Could YOU unconsciously be setting yourself up for rejection?
Were the seeds of rejection planted in you as you were growing up?
A person growing up with rejection will ultimately internalize that rejection into a belief about themselves. The belief is that they are only worthy of rejection. .Unconsciously this belief gets built into their psyche…. and has disastrous consequences in a relationship.
Bear this statement in mind.
Our behavior is motivated by a belief and our behavior ALWAYS matches our beliefs. |
If your underlying belief is that rejection is what you deserve, you’ll allow yourself to be abused, because this behavior matches what you believe about yourself. That’s how the cycle of abuse gets passed down from one generation to the next.
On the other hand a person who values themself won’t tolerate abuse. After all you can’t let someone treat you badly unless you feel that their abuse is correct and matches what you believe about yourself. .
But what happens when you expect abuse but get unconditional love and acceptance?
That will really put you in a quandary because this ‘love’ doesn’t match what you’ve come to believe about yourself. You (unconsciously) reach a conclusion something like this:
“There must be something wrong with that person to love me when I’m actually only worthy of rejection”
So what do you do?
- You ruin your chances of love by rejecting that person. ‘After all they can’t be worth loving if they think you’re okay’.
- Or you behave in a way that forces the other person to change their mind about you and reject you.
- Or you chase after a person who is ‘unattainable’ and experience rejection
The result: You’re rejected, which only proves that your initial belief was correct.
That might sound crazy, but it’s true. Being unconditionally accepted doesn’t feel right and you have to conclude there’s something wrong with anyone who accepts you unconditionally.
The remedy:.Your behavior matches what you believe, so if you’re going to have any chance of changing your behavior, you’ll have to consciously change your belief about yourself. Change your thinking to something like this:
“…………………. rejected me as I was growing up, but actually that was their problem, rather than mine. I believed them to be speaking the truth, when they rejected me. So I came to believe that I didn’t deserve love. But that was a lie and being a child, I couldn’t be expected to know better.
But as an adult, I now know better. I deserve to be treated with respect and to treat myself and others with respect. I will no longer allow the expectation of rejection to dominate my life, and I will love and respect others as they deserve….”
Make this into a statement of belief that you repeat to yourself or stick up on the wall where you can see it frequently.
Expectations When a person has a history of relationships fraught with fighting and rejection it’s difficult to imagine anything different. A pattern is set in place that seems correct.
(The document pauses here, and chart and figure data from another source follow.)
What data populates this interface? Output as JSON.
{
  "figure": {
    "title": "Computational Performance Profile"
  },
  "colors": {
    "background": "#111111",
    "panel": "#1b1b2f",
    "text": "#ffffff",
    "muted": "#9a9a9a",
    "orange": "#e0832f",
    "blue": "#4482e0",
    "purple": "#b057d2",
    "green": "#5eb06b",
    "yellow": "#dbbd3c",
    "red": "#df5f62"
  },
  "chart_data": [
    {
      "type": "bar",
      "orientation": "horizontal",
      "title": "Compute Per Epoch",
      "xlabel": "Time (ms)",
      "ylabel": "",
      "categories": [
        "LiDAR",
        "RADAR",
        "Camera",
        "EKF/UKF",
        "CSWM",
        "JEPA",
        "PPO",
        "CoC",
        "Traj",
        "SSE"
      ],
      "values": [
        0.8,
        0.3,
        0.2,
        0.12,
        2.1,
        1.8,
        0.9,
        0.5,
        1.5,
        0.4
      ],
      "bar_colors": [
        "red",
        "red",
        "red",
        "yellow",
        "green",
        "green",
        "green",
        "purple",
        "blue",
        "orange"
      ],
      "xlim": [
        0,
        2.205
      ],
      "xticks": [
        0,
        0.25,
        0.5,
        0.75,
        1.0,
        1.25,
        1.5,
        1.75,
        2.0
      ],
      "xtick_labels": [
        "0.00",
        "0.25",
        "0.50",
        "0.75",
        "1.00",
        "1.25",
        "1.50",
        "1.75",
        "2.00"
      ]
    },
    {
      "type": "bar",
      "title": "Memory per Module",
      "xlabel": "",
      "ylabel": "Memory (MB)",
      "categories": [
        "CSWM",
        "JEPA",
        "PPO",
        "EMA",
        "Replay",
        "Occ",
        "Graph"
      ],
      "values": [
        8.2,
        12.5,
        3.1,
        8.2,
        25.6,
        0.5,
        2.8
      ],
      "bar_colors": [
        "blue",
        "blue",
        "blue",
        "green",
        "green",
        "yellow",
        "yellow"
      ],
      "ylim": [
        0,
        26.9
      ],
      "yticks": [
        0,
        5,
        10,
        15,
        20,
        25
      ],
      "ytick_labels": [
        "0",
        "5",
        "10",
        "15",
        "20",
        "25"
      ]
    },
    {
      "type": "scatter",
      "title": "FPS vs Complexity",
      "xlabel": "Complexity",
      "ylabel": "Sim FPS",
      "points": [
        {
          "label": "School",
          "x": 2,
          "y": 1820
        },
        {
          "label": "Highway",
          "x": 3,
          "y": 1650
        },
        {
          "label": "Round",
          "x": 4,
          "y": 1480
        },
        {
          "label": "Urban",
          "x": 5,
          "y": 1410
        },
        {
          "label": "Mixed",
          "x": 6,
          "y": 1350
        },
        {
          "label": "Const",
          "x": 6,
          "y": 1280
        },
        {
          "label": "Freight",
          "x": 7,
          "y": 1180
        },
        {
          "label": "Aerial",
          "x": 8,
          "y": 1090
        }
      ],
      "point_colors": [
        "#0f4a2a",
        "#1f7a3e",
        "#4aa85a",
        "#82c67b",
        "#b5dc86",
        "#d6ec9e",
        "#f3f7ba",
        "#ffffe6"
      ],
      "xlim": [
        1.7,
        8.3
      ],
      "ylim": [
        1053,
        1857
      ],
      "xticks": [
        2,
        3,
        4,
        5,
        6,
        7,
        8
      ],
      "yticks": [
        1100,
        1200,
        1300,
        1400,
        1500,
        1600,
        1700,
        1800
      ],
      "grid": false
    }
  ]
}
Some people enjoy a relationship full of tension purely because the ‘make-up sex’ is so great. I have a friend who loves fighting with her husband for this very reason. The ‘make-up sex’ is terrific! But what a stressful life they lead between the times of ‘make-up sex’!
Actually all that stress is so bad for you as it puts your body into a ‘fight or flight’ response, releasing harmful chemicals into your system.
Moving forward … If someone likes you, stop thinking there must be something wrong with them. Focus on relationships that are peaceful, even if they might initially feel boring. Learn to love and value the other person for who they are.